Eugene DePasquale discusses Harrisburg's pension fund success at a press conference Tuesday.

HARRISBURG, Pa. (WHTM) – Auditor General Eugene DePasquale is touting two of Harrisburg’s three municipal pension funds as a financial success, and he says the capital city could offer a blueprint for state pension reform.

A few years ago, Harrisburg Fire Union representatives said firefighters took unprecedented concessions when hashing out a new deal with a state-appointed receiver. DePasquale said a recent audit showed the sacrifice paid off.

“The lesson is when you do these types of things, you can get to a better path of financial stability,” he said.

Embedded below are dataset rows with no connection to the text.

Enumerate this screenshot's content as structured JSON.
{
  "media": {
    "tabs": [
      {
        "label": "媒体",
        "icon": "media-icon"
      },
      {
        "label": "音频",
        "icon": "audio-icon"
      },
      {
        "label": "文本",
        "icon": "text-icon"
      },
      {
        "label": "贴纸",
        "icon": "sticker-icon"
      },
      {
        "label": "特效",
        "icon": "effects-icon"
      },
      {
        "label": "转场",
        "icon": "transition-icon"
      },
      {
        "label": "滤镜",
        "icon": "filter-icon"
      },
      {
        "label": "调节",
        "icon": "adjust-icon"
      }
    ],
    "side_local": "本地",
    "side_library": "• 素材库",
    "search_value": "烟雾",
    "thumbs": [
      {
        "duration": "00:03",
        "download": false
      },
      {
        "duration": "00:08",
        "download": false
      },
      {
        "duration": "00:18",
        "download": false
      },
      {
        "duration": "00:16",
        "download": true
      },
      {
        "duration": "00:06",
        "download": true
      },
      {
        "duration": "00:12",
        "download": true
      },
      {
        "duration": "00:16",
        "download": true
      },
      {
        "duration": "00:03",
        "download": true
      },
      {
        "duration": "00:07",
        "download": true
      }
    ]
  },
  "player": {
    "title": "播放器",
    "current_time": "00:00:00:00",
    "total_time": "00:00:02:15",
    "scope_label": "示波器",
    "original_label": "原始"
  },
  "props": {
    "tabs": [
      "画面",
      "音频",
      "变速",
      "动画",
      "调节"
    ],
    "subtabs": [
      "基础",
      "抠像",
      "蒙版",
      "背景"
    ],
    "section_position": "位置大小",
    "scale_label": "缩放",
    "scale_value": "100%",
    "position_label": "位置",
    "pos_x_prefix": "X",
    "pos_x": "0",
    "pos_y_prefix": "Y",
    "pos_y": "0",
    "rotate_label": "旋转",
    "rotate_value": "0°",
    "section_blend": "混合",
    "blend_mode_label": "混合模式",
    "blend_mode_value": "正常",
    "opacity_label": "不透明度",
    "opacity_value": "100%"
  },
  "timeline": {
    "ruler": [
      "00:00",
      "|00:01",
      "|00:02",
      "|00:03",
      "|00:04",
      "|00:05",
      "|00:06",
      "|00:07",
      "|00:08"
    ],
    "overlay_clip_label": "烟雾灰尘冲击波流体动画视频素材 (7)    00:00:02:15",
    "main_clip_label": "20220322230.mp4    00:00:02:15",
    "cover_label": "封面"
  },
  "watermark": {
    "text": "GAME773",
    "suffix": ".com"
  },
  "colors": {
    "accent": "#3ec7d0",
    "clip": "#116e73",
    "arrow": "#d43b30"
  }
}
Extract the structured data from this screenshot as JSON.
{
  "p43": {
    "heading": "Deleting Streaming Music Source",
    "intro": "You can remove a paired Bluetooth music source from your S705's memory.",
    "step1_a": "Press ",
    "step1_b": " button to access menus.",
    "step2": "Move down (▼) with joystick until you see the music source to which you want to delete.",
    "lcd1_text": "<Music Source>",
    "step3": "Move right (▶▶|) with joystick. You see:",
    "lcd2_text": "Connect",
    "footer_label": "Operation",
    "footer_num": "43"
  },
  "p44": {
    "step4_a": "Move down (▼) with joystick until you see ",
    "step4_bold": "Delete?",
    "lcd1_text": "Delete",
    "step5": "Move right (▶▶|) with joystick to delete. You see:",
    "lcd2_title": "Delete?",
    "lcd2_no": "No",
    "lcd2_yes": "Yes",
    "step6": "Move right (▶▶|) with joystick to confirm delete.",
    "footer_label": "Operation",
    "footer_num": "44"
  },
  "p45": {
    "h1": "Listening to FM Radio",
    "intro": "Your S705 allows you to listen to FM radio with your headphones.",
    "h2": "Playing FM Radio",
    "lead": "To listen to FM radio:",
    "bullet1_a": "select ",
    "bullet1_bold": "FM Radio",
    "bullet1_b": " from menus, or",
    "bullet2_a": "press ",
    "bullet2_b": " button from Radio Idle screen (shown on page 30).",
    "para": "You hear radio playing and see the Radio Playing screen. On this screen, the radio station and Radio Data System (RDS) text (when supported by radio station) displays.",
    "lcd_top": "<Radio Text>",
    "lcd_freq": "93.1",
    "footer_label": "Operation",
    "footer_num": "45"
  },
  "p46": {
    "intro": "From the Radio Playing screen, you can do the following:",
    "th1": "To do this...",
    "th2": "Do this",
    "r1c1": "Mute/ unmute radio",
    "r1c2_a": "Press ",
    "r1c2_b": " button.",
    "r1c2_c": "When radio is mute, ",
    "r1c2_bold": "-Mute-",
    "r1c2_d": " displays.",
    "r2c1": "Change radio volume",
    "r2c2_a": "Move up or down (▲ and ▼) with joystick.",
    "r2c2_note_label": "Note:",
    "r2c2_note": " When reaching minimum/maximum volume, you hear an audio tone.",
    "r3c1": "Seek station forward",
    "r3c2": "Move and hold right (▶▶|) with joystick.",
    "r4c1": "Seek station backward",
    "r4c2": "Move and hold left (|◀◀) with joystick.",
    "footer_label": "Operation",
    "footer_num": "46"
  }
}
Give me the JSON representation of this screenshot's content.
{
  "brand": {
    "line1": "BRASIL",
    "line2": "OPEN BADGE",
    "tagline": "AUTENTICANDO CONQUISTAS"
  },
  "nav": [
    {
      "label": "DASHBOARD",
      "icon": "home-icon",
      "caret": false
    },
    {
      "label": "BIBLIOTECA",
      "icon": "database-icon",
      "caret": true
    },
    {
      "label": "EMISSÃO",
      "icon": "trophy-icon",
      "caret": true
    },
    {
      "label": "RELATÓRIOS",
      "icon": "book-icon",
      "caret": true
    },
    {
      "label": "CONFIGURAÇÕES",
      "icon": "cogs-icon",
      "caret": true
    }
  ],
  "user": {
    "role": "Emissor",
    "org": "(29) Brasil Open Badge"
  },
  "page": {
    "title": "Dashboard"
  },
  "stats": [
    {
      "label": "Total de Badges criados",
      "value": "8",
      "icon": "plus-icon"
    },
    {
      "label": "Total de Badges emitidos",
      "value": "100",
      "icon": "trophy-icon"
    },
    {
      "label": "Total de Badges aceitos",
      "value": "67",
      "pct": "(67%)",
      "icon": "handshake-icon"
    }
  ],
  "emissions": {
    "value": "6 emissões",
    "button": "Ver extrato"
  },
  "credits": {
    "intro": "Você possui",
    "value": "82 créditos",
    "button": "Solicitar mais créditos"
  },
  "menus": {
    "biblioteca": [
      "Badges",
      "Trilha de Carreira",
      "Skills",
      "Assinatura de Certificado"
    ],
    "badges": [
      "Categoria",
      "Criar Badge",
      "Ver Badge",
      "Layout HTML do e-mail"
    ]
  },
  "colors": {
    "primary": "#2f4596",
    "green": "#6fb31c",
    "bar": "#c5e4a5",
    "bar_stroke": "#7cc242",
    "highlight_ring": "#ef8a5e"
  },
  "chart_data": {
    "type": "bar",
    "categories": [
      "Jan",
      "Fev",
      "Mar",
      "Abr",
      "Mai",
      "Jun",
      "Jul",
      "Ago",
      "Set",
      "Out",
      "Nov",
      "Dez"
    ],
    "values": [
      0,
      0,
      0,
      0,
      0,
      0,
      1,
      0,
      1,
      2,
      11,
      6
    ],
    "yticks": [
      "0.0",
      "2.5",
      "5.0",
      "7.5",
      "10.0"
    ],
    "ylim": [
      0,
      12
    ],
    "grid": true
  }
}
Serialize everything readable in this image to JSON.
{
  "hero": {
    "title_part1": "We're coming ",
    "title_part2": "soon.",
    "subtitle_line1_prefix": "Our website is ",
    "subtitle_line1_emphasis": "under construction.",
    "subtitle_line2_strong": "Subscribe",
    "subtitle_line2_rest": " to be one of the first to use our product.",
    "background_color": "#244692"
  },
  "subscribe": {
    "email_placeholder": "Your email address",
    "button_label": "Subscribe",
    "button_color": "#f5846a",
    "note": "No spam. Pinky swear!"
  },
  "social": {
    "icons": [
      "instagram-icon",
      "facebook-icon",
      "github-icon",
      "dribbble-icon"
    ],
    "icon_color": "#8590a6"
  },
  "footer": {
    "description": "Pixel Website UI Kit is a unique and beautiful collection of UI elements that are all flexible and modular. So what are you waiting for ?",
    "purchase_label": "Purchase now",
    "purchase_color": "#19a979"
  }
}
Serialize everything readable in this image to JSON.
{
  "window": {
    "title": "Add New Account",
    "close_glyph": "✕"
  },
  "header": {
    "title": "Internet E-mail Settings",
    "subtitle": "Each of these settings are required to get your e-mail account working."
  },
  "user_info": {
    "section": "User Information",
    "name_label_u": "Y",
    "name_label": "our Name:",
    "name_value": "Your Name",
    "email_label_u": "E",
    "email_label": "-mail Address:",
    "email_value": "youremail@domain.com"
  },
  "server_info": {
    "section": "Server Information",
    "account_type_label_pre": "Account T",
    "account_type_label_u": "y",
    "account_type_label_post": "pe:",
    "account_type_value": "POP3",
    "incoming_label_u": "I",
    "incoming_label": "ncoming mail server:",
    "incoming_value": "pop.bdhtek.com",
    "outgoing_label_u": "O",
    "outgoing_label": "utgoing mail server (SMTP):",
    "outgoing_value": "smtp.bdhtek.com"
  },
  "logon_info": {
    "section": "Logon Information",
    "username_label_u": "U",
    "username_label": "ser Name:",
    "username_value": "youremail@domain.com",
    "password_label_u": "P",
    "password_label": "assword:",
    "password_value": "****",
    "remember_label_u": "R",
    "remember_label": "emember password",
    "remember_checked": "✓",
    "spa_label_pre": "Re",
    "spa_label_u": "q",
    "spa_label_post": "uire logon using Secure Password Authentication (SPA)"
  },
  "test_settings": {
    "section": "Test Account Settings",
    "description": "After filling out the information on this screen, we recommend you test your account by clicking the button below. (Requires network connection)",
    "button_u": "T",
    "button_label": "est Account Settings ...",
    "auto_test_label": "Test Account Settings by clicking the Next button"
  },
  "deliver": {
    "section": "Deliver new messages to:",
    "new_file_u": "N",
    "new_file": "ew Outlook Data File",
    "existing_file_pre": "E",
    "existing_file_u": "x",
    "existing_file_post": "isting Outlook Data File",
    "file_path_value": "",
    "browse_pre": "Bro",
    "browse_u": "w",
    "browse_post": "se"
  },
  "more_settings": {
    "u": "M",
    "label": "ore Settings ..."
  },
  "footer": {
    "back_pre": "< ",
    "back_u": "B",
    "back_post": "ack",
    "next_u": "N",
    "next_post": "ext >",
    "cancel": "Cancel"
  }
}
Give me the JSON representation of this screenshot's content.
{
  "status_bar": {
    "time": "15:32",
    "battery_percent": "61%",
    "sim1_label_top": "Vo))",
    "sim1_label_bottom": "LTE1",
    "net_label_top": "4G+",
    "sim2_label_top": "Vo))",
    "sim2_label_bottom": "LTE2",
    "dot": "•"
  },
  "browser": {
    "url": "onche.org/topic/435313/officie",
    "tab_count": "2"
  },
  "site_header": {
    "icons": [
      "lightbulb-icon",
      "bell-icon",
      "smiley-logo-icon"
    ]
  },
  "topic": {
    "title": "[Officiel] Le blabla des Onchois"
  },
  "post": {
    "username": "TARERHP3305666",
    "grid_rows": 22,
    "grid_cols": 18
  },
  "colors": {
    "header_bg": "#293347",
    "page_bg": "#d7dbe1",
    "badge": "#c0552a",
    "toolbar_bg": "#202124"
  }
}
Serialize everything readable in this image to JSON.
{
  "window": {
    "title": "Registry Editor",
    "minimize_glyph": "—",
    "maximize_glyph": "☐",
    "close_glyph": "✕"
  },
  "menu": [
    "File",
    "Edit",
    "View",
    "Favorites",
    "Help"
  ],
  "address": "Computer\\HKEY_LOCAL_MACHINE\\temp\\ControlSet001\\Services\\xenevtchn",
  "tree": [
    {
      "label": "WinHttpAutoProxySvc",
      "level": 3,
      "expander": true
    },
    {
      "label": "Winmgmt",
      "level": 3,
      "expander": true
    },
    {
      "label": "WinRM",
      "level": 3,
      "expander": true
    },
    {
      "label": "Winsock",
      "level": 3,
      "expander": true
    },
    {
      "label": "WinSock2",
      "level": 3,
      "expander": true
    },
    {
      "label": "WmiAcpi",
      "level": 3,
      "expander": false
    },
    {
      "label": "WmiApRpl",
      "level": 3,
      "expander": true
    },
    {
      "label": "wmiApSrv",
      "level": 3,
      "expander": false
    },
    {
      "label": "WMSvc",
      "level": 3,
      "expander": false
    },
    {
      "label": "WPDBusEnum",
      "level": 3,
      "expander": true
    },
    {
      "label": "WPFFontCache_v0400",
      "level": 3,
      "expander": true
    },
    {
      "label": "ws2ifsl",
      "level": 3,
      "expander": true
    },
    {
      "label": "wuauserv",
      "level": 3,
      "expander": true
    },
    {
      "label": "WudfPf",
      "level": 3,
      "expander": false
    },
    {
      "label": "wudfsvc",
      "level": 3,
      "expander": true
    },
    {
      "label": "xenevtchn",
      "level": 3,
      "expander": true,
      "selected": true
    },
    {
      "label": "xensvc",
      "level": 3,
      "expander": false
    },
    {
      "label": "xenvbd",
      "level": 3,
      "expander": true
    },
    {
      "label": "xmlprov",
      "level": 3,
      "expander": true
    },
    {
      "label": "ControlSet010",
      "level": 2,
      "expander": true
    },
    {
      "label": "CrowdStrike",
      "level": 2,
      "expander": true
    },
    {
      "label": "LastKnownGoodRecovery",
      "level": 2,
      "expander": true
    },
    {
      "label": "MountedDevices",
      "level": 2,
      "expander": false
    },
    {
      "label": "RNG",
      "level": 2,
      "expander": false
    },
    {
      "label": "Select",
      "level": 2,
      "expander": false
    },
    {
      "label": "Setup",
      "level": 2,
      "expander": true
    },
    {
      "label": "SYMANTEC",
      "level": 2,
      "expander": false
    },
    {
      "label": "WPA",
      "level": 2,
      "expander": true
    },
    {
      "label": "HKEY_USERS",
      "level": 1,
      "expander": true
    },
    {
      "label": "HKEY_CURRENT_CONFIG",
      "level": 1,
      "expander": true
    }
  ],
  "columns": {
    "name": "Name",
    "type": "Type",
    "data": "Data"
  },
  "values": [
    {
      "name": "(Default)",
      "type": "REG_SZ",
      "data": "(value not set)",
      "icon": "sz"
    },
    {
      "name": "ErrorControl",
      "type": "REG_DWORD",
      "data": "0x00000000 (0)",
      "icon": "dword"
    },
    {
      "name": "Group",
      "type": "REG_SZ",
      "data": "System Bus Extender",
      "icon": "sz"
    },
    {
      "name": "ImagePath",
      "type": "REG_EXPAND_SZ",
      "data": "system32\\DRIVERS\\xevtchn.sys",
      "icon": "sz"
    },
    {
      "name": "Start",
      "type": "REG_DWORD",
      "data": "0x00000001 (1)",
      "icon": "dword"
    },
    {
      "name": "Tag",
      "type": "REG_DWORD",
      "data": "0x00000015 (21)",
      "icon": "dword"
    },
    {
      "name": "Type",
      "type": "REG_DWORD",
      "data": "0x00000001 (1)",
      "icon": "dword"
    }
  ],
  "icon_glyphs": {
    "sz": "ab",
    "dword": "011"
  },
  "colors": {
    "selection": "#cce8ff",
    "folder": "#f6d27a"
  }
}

The audit showed that Harrisburg’s fire union (IAFF Local 428) has a pension plan that is 115.8 percent funded. The pension fund of the city’s non-uniformed employees’ union (AFSCME Local 521) is 135.8 percent funded, tops in the state among third-class cities.

DePasquale said the two funds are better than 562 other municipal pension funds in the state that remain distressed.

He credits the financial success to union concessions and a conservative approach since the 1980’s by having the Pennsylvania Municipal Retirement System manage investments.

“There’s no magic wand in all this,” said DePasquale, “but our audit showed that’s exactly what happened.”

Depasquale pointed out that the city’s police pension fund, not managed by the state, continues to have shortfalls. City Council last year voted to triple the Local Services Tax to help cover a $2 million shortfall for increased police pension costs.

The auditor general said Harrisburg’s police pension fund has increased 636 percent since 2009. This problem persists despite dumping at least $5 million into the fund during that time.

In 1995, Harrisburg approved a $35 million bond to funnel into its municipal pension funds. DePasquale said that helped bring down costs in some ways, but he conceded the borrowing has been cause for alarm.

“People of Harrisburg are well aware of what’s happened over the last 5, 6, 7 years,” he said. “The amount of borrowing that was done has left them with significant legacy costs moving forward.”

Pennsylvania’s municipal pensions are unfunded by $7.7 billion. Harrisburg’s long-term success with PMRS and union concessions could offer a compass for pension reform for state lawmakers.

“This hopefully provides a good road map to the General Assembly and the governor for at least some of the things that can be done to improve the situation,” he said.